Even though it would have been physically impossible for herself, her father, her mother and their luggage to ride the two and a half hours back from Heathrow in the MG (not to mention, the MG would never make the trek), his statement was not exactly what the words said.
He said “can’t” he meant “won’t”.
“Hire car,” she answered. “I pick it up the night before.”
“Cancel it. I’ll arrange for a car to come ‘round to get you.”
She felt her mouth part at this announcement before she informed him, “I’ve already booked the car.”
“Cancel it,” he repeated, still distracted but clearly issuing a command.
She felt both irritation and tenderness at his domineering. It was beginning t
o dawn on her that many of his commands had something to do with her protection, safety, convenience or comfort (but, of course, not all of them).
“Colin, is that an order?” He was watching her affix the labels, for some reason regarding this act as if it was fascinating, but, at her voice saying his name, his eyes came to hers.
“Yes,” he replied shortly.
She glared at him and then, having no choice, nodded.
For some reason, this made him grin.
And the grin was unlike any grin he’d ever given her before.
It was a Royce-like grin, teasing, playful, knowing and intimate. As if he found her amusing and adorable. She felt her body instantly react and had to fight against the overwhelming desire to throw herself across the room into his arms and kiss him senseless.
But maybe he was Royce again. Maybe, she thought with alarm, that Royce was back.
Her head tilted to the side and tentatively she called, “Colin?”
“Yes?” he answered.
A gush of relief spread through her, then her body tensed again because it was Colin giving her that grin, not Royce.
She didn’t know what to make of that.
“Nothing,” she muttered and continued writing on the labels.
He came forward and kissed her shoulder in a gesture so intimate Sibyl had to steel herself against it.
Maybe, she thought, there were residual Royce-waves floating through him. This was not Colin, nothing like him.
This was not arm’s length.
This was real, heady, wonderful, couple-like stuff.
Maybe he felt guilty about hurting her. That had to be it.
“I’ve got to go,” he said.
She nodded, wanting to be alone to think about all of this.
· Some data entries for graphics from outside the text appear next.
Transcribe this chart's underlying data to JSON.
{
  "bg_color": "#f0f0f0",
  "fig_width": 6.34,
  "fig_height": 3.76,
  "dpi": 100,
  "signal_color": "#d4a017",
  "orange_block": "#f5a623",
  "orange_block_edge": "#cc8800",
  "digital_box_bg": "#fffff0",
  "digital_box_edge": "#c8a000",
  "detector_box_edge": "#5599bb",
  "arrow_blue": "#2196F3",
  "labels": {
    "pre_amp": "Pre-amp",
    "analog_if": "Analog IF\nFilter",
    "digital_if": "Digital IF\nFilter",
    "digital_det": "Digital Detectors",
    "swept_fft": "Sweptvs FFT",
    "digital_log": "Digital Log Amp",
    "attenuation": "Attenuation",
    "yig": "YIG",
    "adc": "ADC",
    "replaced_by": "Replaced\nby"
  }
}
At the same time wanting to throw herself at him, beg him to spend the night and make love to her. Not have sex with her but make love to her.
“Sibyl.”
Her body jolted at his voice then she turned her head to him. The look on his face was now definitely the Colin she knew.
“I’ll take a good-bye kiss now.”
Definitely the Colin she knew.
She moved forward and gave him what he demanded.
Regardless of the fact that when she first met him he behaved like a deranged madman then he had charmed her and she thought he was her dream man then he’d bought her body, and she thought she hated him – despite all that, despite how she knew it was very, very dangerous – she was beginning to have feelings for him. Strong, wonderful, scary feelings that were no good for her at all.